If you’re looking for a healthy gluten-free pasta, make sure you choose one with minimal ingredients and a macronutrient—protein, fat, and carb—breakdown that fits into your lifestyle.

Does gluten-free pasta have carbs?

Many gluten-free pastas are still high in carbs, but the exact number will depend on what the pasta is made from. For example, the Thrive Market Organic Brown Rice Penne has 43 grams of carbs per serving, while the Palmini Hearts of Palm Linguine has 4 grams of carbs per serving. If you’re watching your carb intake, make sure you’re reading labels carefully.

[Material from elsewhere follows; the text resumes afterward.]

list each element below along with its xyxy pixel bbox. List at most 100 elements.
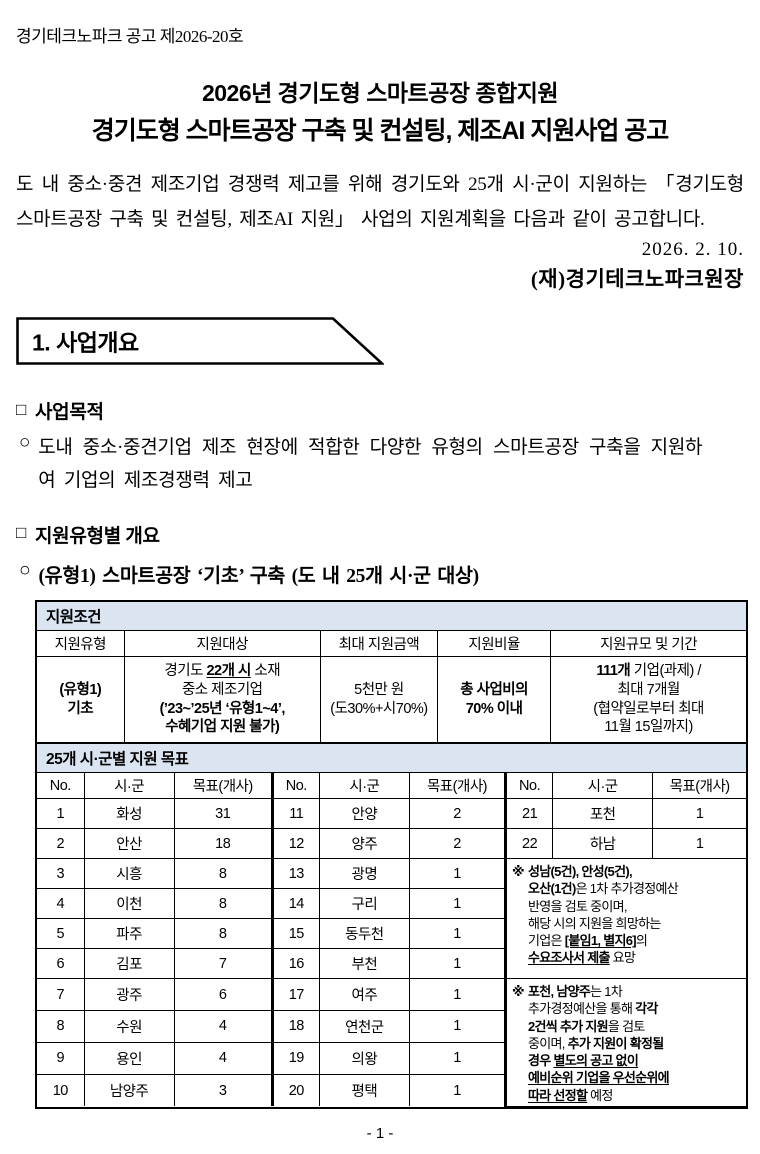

Is chickpea pasta gluten-free?

Most chickpea pasta is gluten-free, but don’t just assume without checking the label. Some chickpea-based pastas have additional ingredients that may contain gluten.

Is whole-wheat pasta gluten-free?

No, whole-wheat pasta is made of wheat, which is a gluten-containing grain. While whole-wheat pasta may be a better alternative than white pasta, due to a higher fiber content, it doesn’t fit into a gluten-free diet.

How do you cook gluten-free pasta?

Most gluten-free pasta is cooked the same way as white pasta—in boiling water for about 8 to 12 minutes, depending on the pasta type. But some gluten-free pastas differ. For example, the Cappello’s Almond Flour Fettuccine comes frozen and only needs to sit for a few minutes in hot water.

Each pasta will have the directions written out on the box. It’s especially important to follow these cooking instructions, as gluten-free pastas can overcook quickly, becoming mushy and sticky.

Is gluten-free pasta keto?

Most gluten-free pastas are not keto, since they’re still high in carbs. There are some gluten-free pastas that may be keto-friendly, but make sure you check the ingredient labels and nutrition facts for net carb counts.